The Drinkstone aestel (‘Edmund Jewel’) as recorded by the Portable Antiquities Scheme

In December 2014 a metal detectorist stumbled upon a remarkable find somewhere in the West Suffolk village of Drinkstone; an Anglo-Saxon aestel, one of a small number of objects that were probably holders for a thin wooden or walrus ivory wand used to mark a reader’s place in a manuscript. The most famous of all aestels is the ‘Alfred Jewel‘ now in Oxford’s Ashmolean Museum, and all of the surviving aestels (including this one) date from the ninth century. This was, of course, the period of the Viking invasion of England that began in 865 and resulted in the establishment of the Danelaw. The Drinkstone aestel, which is the only aestel so far to be found in East Anglia, has been acquired by Moyse’s Hall Museum in Bury St Edmunds and will go on display for the first time this weekend. The aestel has been christened ‘The Edmund Jewel’ (by analogy with the Alfred Jewel) owing to a claimed link between the aestel and Edmund. I was one of the historians who advised Moyse’s Hall on the aestel’s likely provenance, so it is only right that I set out here some of the possible interpretations of the artefact.

Aestels are objects very specifically associated with literacy and therefore with monasteries.
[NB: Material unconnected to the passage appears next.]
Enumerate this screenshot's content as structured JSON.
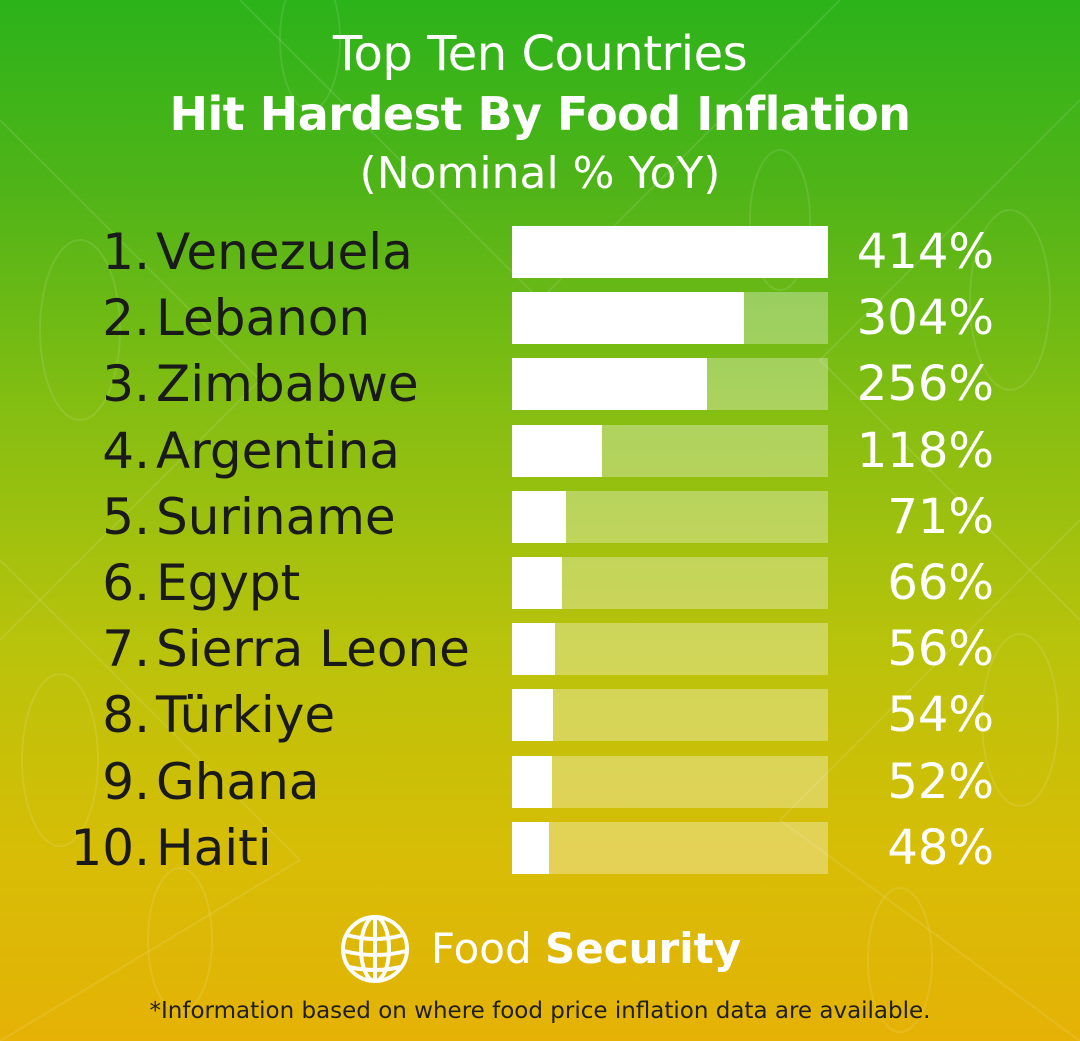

We should expect to find aestels on or near monastic sites, therefore. However, there was no monastic community or major church (that we know of) near Drinkstone in the ninth-century kingdom of East Anglia, although a much later source (the twelfth-century Liber Eliensis) claims that King Sigeberht established a monastery at Beodricsworth (the town that would become Bury St Edmunds) in the seventh century. No convincing archaeological evidence has been found to confirm this. One interpretation of the aestel is that it could have been associated with a pre-Viking monastic community at Beodricsworth, and was either dropped by a member of the community or perhaps by the Vikings after looting the monastery in 869, the year the Danes returned to East Anglia and seized the kingdom. However, this explanation relies on us accepting the existence of a monastery for which there is little convincing evidence.
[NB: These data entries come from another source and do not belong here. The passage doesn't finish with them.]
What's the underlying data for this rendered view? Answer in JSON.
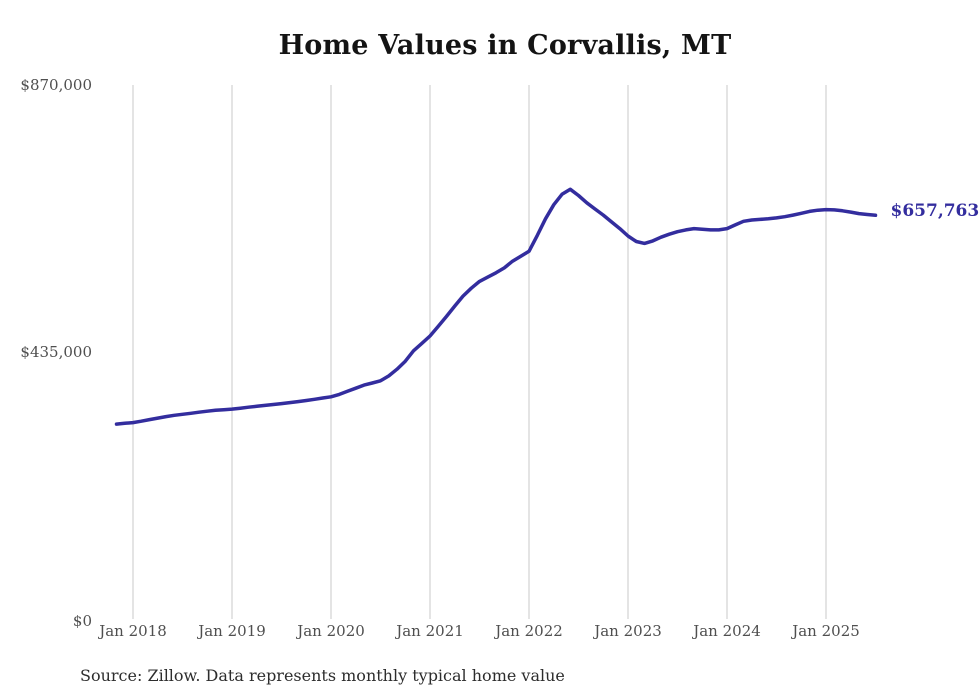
{
  "chart_data": {
    "type": "line",
    "title": "Home Values in Corvallis, MT",
    "xlabel": "",
    "ylabel": "",
    "ylim": [
      0,
      870000
    ],
    "grid": "vertical-only",
    "grid_color": "#c9c9c9",
    "line_color": "#332D9E",
    "y_ticks": [
      {
        "label": "$870,000",
        "value": 870000
      },
      {
        "label": "$435,000",
        "value": 435000
      },
      {
        "label": "$0",
        "value": 0
      }
    ],
    "x_tick_labels": [
      "Jan 2018",
      "Jan 2019",
      "Jan 2020",
      "Jan 2021",
      "Jan 2022",
      "Jan 2023",
      "Jan 2024",
      "Jan 2025"
    ],
    "end_label": "$657,763",
    "latest_value": 657763,
    "series": [
      {
        "name": "Monthly typical home value",
        "points": [
          [
            "2017-11",
            317500
          ],
          [
            "2017-12",
            318800
          ],
          [
            "2018-01",
            320000
          ],
          [
            "2018-02",
            322200
          ],
          [
            "2018-03",
            324800
          ],
          [
            "2018-04",
            327300
          ],
          [
            "2018-05",
            329800
          ],
          [
            "2018-06",
            331800
          ],
          [
            "2018-07",
            333500
          ],
          [
            "2018-08",
            335200
          ],
          [
            "2018-09",
            337000
          ],
          [
            "2018-10",
            338600
          ],
          [
            "2018-11",
            340000
          ],
          [
            "2018-12",
            341000
          ],
          [
            "2019-01",
            342000
          ],
          [
            "2019-02",
            343500
          ],
          [
            "2019-03",
            345000
          ],
          [
            "2019-04",
            346500
          ],
          [
            "2019-05",
            348000
          ],
          [
            "2019-06",
            349500
          ],
          [
            "2019-07",
            351000
          ],
          [
            "2019-08",
            352500
          ],
          [
            "2019-09",
            354200
          ],
          [
            "2019-10",
            356000
          ],
          [
            "2019-11",
            358000
          ],
          [
            "2019-12",
            360000
          ],
          [
            "2020-01",
            362000
          ],
          [
            "2020-02",
            366000
          ],
          [
            "2020-03",
            371000
          ],
          [
            "2020-04",
            376000
          ],
          [
            "2020-05",
            381000
          ],
          [
            "2020-06",
            384500
          ],
          [
            "2020-07",
            388000
          ],
          [
            "2020-08",
            396000
          ],
          [
            "2020-09",
            407000
          ],
          [
            "2020-10",
            420000
          ],
          [
            "2020-11",
            437000
          ],
          [
            "2020-12",
            449000
          ],
          [
            "2021-01",
            461000
          ],
          [
            "2021-02",
            477000
          ],
          [
            "2021-03",
            493000
          ],
          [
            "2021-04",
            510000
          ],
          [
            "2021-05",
            526000
          ],
          [
            "2021-06",
            539000
          ],
          [
            "2021-07",
            550000
          ],
          [
            "2021-08",
            557000
          ],
          [
            "2021-09",
            564000
          ],
          [
            "2021-10",
            572000
          ],
          [
            "2021-11",
            583000
          ],
          [
            "2021-12",
            591000
          ],
          [
            "2022-01",
            599000
          ],
          [
            "2022-02",
            625000
          ],
          [
            "2022-03",
            652000
          ],
          [
            "2022-04",
            675000
          ],
          [
            "2022-05",
            692000
          ],
          [
            "2022-06",
            700000
          ],
          [
            "2022-07",
            690000
          ],
          [
            "2022-08",
            678000
          ],
          [
            "2022-09",
            668000
          ],
          [
            "2022-10",
            658000
          ],
          [
            "2022-11",
            647000
          ],
          [
            "2022-12",
            636000
          ],
          [
            "2023-01",
            624000
          ],
          [
            "2023-02",
            615000
          ],
          [
            "2023-03",
            612000
          ],
          [
            "2023-04",
            616000
          ],
          [
            "2023-05",
            622000
          ],
          [
            "2023-06",
            627000
          ],
          [
            "2023-07",
            631000
          ],
          [
            "2023-08",
            634000
          ],
          [
            "2023-09",
            636000
          ],
          [
            "2023-10",
            635000
          ],
          [
            "2023-11",
            634000
          ],
          [
            "2023-12",
            634000
          ],
          [
            "2024-01",
            636000
          ],
          [
            "2024-02",
            642000
          ],
          [
            "2024-03",
            648000
          ],
          [
            "2024-04",
            650000
          ],
          [
            "2024-05",
            651000
          ],
          [
            "2024-06",
            652000
          ],
          [
            "2024-07",
            653500
          ],
          [
            "2024-08",
            655500
          ],
          [
            "2024-09",
            658000
          ],
          [
            "2024-10",
            661000
          ],
          [
            "2024-11",
            664000
          ],
          [
            "2024-12",
            666000
          ],
          [
            "2025-01",
            667000
          ],
          [
            "2025-02",
            666500
          ],
          [
            "2025-03",
            665000
          ],
          [
            "2025-04",
            663000
          ],
          [
            "2025-05",
            660500
          ],
          [
            "2025-06",
            659000
          ],
          [
            "2025-07",
            657763
          ]
        ]
      }
    ]
  },
  "source_note": "Source: Zillow. Data represents monthly typical home value"
}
St Edmundsbury Borough Council seems keen to promote the idea that the aestel may have been owned by St Edmund himself, the last English king of East Anglia. Although the Alfred Jewel may have been owned by King Alfred (whose literary interests are well known), there is no reliable evidence that King Edmund shared those interests; he may not even have been able to read and write for all we know. A bigger problem in ascribing ownership of the Edmund Jewel to King Edmund, though, is that we know virtually nothing of the internal organisation of the pre-Viking kingdom of East Anglia. We do not know where Edmund lived, and there is no known connection between Edmund and Beodricsworth while the king was alive. Possible sites for Edmund’s capital include Rendlesham, Ipswich and Thetford, but certainly not Bury St Edmunds.

My own interpretation of the aestel also links it with Edmund, but much less directly. To the west, the parish of Drinkstone borders Bradfield St George. In 1983, the archaeologist Stanley West argued, on the basis of a number of pieces of toponymic evidence, that the name of Edmund’s place of martyrdom (called Haegelisdun in the earliest account, Abbo of Fleury’s Passio Sancti Eadmundi of c. 985) might survive in the field name Hellesden Ley in the parish of Bradfield St Clare. Abbo of Fleury tells how, after Edmund’s head was reunited with his body, the saint’s body was buried close to the site of his martyrdom and a simple chapel was erected over it. Here Edmund remained until his translation to Beodricsworth, traditionally dated to the beginning of the reign of Aethelstan in 924 (there are significant reasons to question this dating, but that’s another story…).

Abbo gives as the reason for the translation the fact that so many miracles were being wrought at the little chapel at Haegelisdun. This crucial detail tells us that the original burial chapel was the site of the earliest phase of the cult of St Edmund, which pre-dated even the discovery that Edmund’s body was incorrupt. My hypothesis concerning the aestel is that it may have been a votive offering left at the Haegelisdun burial chapel (at a time when its original purpose may even have been forgotten) in the 870s or 880s. If we assume that Stanley West’s identification of Haegelisdun as the Bradfield area is correct (and I consider his case a very convincing one), the chapel at Haegelisdun is the only cult centre we know of in the vicinity of Drinkstone in the second half of the ninth century. The distance between Drinkstone and Hellesden Ley is unimportant, since Abbo of Fleury makes clear that Haegelisdun was the name of both a royal residence and a neighbouring silva (wood or forest). This forest of Haegelisdun was probably very large, a predecessor of today’s Bradfield Woods (themselves one of the most ancient surviving pockets of deciduous woodland in England). The chapel may have been located anywhere within a forest of unknown extent, and the survival of the Haegelisdun toponym in one field name simply tells us that Bradfield St Clare was part of or close to the lost forest.

There is a good chance, in my view, that the aestel was associated with the (very) early cult of St Edmund and therefore it is justifiable to christen it the ‘Edmund Jewel’, although it should be borne in mind that there are alternative explanations as to how the aestel ended up in Drinkstone – in theory, the object could have been plundered by Vikings from any monastery in the Midlands or East Anglia in 869 and dropped while its plunderer was on the way to the eastern coast. What is really needed is an intensive archaeological search of the Bradfields/Drinkstone area in an attempt to discover the original Haegelisdun chapel. This would provide confirmation of the proximity of a cult centre and set the discovery of the Edmund Jewel in context.